Жигуля перехватил взгляд монаха, мазнул рукой по бороде, прищурил глаза, словно что-то про себя прикидывал, а потом продолжал исповедь, как перед Святой Пасхой в церкви у причастия:
– Так вот, с чего я о ту пору начал? Вы думаете, стал слезы по усам пускать? Не-ет! День и ночь распахивал пустошь, а ее у нас предовольно, лишняя земля-матушка вокруг гуляет. Лошаденка от усталости валится, так я к себе ремнями борону цеплял и волоком тащил по пашне! Жена, бывало, под утро придет, а я сплю на меже рядом с лошадью. Сколько раз голодное воронье когтями лицо царапало, за мертвяка принимали! Отпоит женушка парным молоком, кус хлеба с салом съем, и опять за пахоту…
– Каторжный труд, – сочувственно вздохнул отец Киприан. Прислушался – почудилось, будто за амбаром Иргиз залаял.

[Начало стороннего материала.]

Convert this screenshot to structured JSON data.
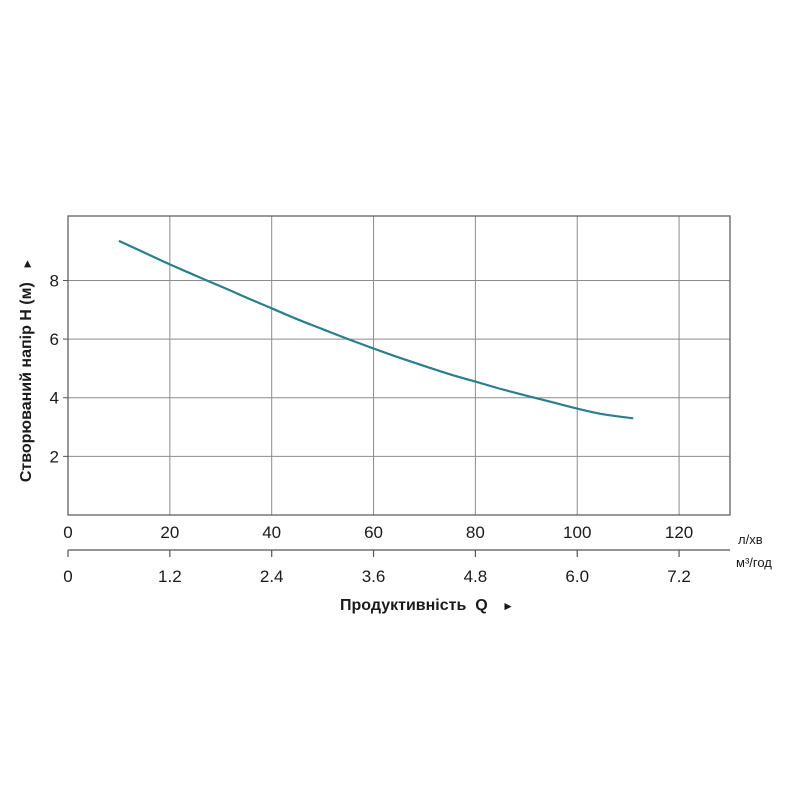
{
  "chart_data": {
    "type": "line",
    "xlabel": "Продуктивність  Q",
    "ylabel": "Створюваний напір H (м)",
    "axis_arrow": "►",
    "x_unit_primary": "л/хв",
    "x_unit_secondary": "м³/год",
    "xlim": [
      0,
      130
    ],
    "ylim": [
      0,
      10.2
    ],
    "x_ticks": [
      0,
      20,
      40,
      60,
      80,
      100,
      120
    ],
    "x_tick_labels": [
      "0",
      "20",
      "40",
      "60",
      "80",
      "100",
      "120"
    ],
    "x2_tick_labels": [
      "0",
      "1.2",
      "2.4",
      "3.6",
      "4.8",
      "6.0",
      "7.2"
    ],
    "y_ticks": [
      2,
      4,
      6,
      8
    ],
    "y_tick_labels": [
      "2",
      "4",
      "6",
      "8"
    ],
    "grid": true,
    "line_color": "#2a7f8e",
    "series": [
      {
        "x": [
          10,
          15,
          20,
          25,
          30,
          35,
          40,
          45,
          50,
          55,
          60,
          65,
          70,
          75,
          80,
          85,
          90,
          95,
          100,
          105,
          111
        ],
        "values": [
          9.35,
          8.95,
          8.55,
          8.17,
          7.8,
          7.42,
          7.05,
          6.68,
          6.34,
          6.0,
          5.68,
          5.37,
          5.08,
          4.8,
          4.55,
          4.3,
          4.07,
          3.85,
          3.63,
          3.44,
          3.3
        ]
      }
    ]
  }
}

– Воистину каторжный, – поддакнул Федот Жигуля, отодвинул графин подальше от соблазна. – Но помнил я слова нашего батюшки, читал он как-то в проповеди притчи Соломоновы: «Рука прилежных будет господствовать, а ленивая будет под данью». Будто гвоздем вбил поп те слова мне в голову, денно и нощно слышу их. Не хочу быть под данью, но господствовать над другими в меру возможности! Потому как лучше сидеть на возу и погонять, нежели быть в упряжке и получать кнутом по спине! Тому и сыновей своих учил. Не в праздности и баловстве росли, в работе посильной. Малыми были – день-деньской по темным лесам шастали, ягоды, грибы какие, рыбу ли в озере – все брали первыми, раньше других. Зато когда пошли по нашим дорогам солдатские обозы в восточные крепости да конвойные команды с каторжанами, этап за этапом, тут я и пустил в торг съестные припасы. Копеечки-то и посыпались, посыпались милые, одна к одной. Не беда, что медненькие, потертые в руках порою так, что и Георгия Победоносца не разглядеть, а за год оно уже было в кисете увесисто! А еще Господь Бог сподобил в то лето урожаю быть, и у меня против других вдвое хлеба вышли. Соседи от зависти зубами скрежетали, а мы с женой работали да в плечах устали не знали, в две косы косили. При луне снопы в суслоны стаскивали, а потом в гумна. А по осени в овине сколько деревянными молотилами довелось поахать… Бывало, вертлюг руками не схватить, так накалялся, а мужицкие жилы терпели, не лопались…
Федот Онуфриевич на время умолк, в тугом кулаке помял бороду – сверкнула седина, высвеченная пламенем тонкой свечи на кованом железном подсвечнике. В углу около печки, поджав ноги и выпрямив спину, словно каменное изваяние восточного божества, сидел на крашеном полу пятилетний голоногий малец и пытался всунуть в оттопыренную ноздрю глянцевый желудь. Хозяйка Марфа мимоходом дернула его за вихор и турнула спать на полати.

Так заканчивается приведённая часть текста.